- Rebato, c. 1600-1625 Part One: Brief History and Materials
- Rebato, c. 1600-1625 Part Two: The Pattern
- Rebato, c. 1600-1625 Part Three: Making the Wire Frame
- Rebato, c. 1600-1625 Part Four: Making the Linen Collar
- Rebato, c. 1600-1625 Part Five: Finishing the Rebato
1. Using my pattern, draw out the shape of the rebato collar on tracing paper (or baking paper as I’m using here). I took size inspiration from looking at portraits from the period.
2. Place the paper on your mannequin or even a styrofoam head to check the size. Adjust as needed.
3. For the intricate loops and inner frame I chose to use two sizes of copper jewellery wire, as this was easy to bend and mould into any desired shape. I twisted these into loops with long stems as shown. They should look a bit like spoons 🥄 🥄
4. I placed these loops onto my pattern to check for size. It also gave me an idea of how many I would need to make, how long they should be, and how far apart they would be spaced.

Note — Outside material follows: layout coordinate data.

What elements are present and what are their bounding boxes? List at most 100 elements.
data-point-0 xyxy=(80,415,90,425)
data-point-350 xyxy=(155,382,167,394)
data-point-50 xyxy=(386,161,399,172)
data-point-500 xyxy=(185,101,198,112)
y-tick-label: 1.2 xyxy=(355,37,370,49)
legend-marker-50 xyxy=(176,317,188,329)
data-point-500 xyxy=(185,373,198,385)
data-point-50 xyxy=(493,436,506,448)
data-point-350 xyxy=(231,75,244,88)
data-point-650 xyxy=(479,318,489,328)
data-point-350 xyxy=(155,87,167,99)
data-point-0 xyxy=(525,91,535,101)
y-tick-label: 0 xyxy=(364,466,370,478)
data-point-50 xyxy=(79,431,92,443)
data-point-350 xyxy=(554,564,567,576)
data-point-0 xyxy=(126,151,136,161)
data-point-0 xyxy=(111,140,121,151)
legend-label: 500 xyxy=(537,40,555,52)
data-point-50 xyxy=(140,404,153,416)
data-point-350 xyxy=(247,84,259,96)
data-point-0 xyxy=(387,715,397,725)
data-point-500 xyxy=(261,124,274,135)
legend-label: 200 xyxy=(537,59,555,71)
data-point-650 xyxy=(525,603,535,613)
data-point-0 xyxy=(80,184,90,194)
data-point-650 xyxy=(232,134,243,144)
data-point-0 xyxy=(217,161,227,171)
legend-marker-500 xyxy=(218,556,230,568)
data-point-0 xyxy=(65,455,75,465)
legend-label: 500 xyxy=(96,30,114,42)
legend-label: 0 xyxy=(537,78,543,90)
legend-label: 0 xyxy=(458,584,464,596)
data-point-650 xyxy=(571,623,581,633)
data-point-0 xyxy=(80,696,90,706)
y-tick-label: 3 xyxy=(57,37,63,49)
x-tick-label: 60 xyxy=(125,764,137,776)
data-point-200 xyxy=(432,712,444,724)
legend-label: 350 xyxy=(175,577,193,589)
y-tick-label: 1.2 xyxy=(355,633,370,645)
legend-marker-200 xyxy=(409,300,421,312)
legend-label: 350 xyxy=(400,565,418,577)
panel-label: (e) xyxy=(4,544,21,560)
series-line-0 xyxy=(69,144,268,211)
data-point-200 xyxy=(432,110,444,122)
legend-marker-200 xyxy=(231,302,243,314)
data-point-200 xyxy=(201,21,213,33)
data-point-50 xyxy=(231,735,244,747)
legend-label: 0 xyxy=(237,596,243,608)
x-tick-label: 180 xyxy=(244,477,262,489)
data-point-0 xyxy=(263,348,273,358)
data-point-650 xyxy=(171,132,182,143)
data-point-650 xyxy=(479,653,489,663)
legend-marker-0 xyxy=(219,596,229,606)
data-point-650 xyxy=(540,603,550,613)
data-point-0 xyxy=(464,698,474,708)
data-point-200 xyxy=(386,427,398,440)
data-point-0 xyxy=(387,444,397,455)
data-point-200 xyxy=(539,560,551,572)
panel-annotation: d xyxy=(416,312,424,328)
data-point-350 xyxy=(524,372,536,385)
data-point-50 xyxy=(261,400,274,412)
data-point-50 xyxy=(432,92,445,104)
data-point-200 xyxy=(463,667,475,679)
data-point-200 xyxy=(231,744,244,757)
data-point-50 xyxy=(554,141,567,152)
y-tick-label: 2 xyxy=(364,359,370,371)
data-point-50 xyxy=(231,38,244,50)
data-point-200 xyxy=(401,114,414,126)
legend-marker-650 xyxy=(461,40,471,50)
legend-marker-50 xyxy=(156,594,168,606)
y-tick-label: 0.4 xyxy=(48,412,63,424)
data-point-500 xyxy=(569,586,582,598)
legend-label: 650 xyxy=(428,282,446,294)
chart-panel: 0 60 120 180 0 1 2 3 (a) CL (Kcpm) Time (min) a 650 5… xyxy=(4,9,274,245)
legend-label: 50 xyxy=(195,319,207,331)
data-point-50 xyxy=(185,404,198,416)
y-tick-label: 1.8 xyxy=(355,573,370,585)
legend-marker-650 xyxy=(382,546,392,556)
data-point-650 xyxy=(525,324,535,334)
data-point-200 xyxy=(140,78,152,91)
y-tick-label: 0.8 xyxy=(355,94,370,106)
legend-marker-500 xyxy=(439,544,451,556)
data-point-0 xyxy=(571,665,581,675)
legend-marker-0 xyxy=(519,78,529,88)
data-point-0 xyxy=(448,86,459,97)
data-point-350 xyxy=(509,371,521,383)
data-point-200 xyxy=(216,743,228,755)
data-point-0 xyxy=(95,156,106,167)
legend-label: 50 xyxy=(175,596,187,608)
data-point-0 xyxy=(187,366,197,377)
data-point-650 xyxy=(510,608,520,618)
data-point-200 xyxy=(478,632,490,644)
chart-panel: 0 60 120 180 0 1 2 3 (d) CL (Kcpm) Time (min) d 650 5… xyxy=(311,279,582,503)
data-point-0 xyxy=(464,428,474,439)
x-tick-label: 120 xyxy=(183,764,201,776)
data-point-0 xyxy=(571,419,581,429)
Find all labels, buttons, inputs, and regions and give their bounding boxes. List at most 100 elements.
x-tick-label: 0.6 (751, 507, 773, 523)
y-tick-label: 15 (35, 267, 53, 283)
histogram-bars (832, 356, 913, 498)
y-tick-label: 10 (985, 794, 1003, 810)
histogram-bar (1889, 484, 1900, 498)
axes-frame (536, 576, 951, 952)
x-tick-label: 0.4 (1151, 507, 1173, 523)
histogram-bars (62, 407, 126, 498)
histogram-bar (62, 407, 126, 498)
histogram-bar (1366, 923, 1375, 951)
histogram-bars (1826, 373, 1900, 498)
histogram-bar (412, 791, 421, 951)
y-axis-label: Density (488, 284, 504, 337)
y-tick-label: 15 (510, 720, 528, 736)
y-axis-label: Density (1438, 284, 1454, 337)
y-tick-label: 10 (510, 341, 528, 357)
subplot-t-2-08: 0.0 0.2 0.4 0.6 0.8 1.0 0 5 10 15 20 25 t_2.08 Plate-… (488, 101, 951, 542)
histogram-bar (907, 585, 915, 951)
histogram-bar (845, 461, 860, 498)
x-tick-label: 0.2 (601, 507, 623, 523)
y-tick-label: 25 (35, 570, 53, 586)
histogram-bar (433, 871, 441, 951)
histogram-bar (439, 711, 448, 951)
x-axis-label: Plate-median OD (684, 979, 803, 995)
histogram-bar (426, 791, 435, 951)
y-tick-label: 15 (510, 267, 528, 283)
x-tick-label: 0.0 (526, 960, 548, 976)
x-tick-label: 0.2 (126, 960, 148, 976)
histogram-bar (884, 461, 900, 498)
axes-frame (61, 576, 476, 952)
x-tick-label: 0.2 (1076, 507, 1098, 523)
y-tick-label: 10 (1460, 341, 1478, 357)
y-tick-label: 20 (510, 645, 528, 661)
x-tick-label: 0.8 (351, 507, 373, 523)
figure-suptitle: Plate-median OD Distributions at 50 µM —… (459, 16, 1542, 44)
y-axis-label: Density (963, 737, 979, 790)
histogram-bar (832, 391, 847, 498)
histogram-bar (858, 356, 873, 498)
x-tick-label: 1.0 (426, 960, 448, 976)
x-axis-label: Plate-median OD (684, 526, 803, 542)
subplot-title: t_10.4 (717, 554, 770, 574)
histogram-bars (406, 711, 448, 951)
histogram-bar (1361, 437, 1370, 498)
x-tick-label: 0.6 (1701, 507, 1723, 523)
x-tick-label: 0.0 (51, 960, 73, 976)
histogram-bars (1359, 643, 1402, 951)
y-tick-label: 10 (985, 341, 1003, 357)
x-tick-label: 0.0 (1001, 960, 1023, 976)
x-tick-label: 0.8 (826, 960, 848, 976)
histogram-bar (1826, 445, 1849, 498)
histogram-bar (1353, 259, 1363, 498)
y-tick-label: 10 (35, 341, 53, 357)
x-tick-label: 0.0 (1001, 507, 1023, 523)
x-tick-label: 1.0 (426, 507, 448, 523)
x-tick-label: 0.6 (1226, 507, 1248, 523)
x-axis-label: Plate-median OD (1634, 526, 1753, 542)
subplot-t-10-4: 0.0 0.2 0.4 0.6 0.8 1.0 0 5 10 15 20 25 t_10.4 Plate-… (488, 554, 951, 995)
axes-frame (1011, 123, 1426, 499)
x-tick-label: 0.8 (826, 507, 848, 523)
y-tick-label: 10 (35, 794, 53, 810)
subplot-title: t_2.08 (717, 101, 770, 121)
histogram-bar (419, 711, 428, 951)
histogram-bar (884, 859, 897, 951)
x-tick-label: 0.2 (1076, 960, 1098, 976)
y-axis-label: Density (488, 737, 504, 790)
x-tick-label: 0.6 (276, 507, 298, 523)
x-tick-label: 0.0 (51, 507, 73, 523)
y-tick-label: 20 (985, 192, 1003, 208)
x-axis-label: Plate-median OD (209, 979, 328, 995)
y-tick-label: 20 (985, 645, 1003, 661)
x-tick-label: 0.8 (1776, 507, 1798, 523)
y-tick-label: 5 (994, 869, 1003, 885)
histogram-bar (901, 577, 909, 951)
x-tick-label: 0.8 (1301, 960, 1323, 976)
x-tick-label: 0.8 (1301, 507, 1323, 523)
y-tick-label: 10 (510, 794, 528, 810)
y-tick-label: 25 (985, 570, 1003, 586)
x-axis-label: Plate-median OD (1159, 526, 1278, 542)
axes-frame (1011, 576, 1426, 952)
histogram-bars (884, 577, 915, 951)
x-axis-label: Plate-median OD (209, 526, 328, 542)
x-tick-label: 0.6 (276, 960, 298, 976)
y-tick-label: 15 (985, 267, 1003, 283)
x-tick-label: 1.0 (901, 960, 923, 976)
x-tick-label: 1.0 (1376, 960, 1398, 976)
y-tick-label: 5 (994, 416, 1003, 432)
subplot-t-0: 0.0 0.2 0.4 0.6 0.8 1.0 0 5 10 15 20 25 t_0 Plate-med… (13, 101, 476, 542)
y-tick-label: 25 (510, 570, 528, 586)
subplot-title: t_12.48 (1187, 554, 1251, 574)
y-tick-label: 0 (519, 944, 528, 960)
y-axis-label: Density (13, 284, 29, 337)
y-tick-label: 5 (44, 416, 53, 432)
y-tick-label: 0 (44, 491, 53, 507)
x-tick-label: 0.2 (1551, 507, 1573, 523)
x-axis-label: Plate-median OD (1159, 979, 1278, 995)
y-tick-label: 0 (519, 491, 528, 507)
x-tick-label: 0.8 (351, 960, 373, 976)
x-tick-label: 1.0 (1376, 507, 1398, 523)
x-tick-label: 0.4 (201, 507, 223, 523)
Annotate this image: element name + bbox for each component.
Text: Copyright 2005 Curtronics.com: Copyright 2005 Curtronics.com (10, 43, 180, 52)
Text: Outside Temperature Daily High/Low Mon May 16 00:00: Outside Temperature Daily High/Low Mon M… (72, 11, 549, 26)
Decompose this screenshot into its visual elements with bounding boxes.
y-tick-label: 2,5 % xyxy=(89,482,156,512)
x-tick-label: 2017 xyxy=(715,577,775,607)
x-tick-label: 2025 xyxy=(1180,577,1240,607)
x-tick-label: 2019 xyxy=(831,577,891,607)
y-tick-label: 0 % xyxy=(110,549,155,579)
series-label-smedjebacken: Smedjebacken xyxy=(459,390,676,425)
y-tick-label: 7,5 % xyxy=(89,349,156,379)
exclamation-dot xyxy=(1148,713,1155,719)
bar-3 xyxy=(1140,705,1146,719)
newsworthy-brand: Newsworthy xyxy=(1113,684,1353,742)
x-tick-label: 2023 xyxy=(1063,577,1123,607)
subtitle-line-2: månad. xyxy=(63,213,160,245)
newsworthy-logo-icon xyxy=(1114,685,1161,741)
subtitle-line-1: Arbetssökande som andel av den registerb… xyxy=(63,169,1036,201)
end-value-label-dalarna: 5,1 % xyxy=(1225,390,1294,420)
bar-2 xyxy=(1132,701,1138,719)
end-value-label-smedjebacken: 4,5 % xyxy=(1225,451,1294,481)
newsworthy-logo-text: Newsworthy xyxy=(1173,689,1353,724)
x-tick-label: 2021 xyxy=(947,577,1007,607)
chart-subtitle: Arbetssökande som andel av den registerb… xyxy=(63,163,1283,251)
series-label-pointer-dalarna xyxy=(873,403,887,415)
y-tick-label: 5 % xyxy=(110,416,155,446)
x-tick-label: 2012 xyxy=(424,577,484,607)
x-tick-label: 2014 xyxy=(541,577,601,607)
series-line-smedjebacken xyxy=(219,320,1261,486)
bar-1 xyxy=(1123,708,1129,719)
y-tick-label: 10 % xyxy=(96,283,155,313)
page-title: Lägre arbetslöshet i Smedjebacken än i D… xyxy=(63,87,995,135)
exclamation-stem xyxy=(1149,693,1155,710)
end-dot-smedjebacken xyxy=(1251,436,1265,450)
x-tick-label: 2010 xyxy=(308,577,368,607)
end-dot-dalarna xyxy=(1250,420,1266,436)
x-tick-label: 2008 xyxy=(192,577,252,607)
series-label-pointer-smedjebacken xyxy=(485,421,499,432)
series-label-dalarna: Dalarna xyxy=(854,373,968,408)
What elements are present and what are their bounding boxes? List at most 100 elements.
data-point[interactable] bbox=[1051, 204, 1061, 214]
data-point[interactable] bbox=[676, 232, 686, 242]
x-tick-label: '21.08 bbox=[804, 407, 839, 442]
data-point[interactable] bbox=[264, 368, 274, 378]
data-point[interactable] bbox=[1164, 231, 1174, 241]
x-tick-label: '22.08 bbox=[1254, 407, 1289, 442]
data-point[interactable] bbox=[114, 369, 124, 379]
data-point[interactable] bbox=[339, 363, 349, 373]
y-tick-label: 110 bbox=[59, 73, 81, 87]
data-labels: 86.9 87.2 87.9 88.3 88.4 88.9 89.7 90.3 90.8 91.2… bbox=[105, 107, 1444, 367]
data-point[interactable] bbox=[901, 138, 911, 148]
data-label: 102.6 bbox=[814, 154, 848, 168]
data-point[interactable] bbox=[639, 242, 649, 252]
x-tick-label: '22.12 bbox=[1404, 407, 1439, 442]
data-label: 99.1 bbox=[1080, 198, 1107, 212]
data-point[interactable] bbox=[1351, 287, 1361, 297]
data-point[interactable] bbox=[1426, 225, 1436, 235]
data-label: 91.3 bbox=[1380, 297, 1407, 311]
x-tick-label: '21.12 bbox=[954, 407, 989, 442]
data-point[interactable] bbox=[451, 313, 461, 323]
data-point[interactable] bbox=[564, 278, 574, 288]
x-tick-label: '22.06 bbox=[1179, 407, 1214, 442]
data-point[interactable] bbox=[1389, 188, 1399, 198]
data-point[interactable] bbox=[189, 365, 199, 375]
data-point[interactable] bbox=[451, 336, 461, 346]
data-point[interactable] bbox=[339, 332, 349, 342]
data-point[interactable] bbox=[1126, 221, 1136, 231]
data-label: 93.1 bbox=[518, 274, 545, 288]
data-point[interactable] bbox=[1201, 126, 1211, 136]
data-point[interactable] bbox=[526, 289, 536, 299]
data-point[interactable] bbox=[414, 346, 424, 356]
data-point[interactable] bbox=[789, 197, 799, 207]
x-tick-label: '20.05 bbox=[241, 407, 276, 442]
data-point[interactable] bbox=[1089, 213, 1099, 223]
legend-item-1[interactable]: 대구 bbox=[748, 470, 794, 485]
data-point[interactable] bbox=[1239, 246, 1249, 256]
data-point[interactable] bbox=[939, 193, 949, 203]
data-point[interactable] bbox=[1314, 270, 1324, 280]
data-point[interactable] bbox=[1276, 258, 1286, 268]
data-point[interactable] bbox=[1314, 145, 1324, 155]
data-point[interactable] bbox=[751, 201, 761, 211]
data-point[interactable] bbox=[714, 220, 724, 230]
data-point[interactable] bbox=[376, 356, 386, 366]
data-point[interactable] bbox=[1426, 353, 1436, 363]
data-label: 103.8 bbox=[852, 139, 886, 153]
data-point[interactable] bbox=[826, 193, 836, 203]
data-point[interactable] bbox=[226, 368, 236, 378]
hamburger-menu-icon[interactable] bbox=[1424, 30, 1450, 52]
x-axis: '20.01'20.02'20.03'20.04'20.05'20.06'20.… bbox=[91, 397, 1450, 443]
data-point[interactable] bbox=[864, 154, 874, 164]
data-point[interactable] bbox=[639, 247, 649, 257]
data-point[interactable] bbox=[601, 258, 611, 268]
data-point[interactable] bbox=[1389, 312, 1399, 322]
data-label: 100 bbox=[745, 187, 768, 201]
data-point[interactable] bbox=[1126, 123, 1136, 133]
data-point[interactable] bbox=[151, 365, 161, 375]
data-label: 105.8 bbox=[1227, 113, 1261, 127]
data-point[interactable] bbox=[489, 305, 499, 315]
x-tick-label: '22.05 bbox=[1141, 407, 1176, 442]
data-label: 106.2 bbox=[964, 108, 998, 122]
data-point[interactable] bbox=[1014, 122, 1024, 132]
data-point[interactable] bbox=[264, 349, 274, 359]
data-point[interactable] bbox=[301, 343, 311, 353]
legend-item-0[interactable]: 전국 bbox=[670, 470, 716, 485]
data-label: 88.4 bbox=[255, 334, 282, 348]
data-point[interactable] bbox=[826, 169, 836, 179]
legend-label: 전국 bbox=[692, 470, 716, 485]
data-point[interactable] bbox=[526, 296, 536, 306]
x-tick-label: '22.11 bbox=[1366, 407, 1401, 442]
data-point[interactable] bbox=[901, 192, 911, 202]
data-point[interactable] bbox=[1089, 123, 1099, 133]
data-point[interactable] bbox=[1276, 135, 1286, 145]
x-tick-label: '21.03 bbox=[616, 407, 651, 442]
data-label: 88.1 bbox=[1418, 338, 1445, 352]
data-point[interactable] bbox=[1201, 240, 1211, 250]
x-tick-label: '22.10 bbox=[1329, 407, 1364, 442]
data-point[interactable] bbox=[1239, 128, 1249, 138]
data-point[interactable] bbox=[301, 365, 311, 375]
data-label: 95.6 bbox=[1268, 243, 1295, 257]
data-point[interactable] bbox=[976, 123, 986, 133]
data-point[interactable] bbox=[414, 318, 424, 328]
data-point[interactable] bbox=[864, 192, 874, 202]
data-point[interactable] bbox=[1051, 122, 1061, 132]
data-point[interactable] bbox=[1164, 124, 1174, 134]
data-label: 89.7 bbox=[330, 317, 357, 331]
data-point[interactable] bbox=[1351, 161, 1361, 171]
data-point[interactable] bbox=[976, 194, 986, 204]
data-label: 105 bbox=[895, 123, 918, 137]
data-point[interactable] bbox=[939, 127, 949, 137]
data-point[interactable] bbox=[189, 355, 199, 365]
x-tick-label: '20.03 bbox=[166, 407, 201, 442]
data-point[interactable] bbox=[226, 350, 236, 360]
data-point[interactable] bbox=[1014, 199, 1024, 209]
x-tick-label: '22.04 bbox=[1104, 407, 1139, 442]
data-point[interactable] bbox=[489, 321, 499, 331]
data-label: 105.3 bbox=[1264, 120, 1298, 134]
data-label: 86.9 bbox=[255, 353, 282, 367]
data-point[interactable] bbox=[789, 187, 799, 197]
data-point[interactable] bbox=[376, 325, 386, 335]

5. For the outer frame of my rebato I decided to use a relatively thick galvanised tie wire that I picked up from my local hardware store. This was to make sure that the rebato would be sturdy and keep its shape. Again I kept comparing with my pattern piece to check to shape and size.
6. Place the loops on top of the outer frame to check placement.
7. Once you’re happy with the placement start to attach the stem of the loops by wrapping the excess wire around the frame. To secure the loops themselves use thin jewellery wire, winding it around both lots of wire as shown.
8. Thread other wire through the loops,, following the semi circular shape of the outer frame. This will add stability.
9. Once you’ve done that the frame is finished!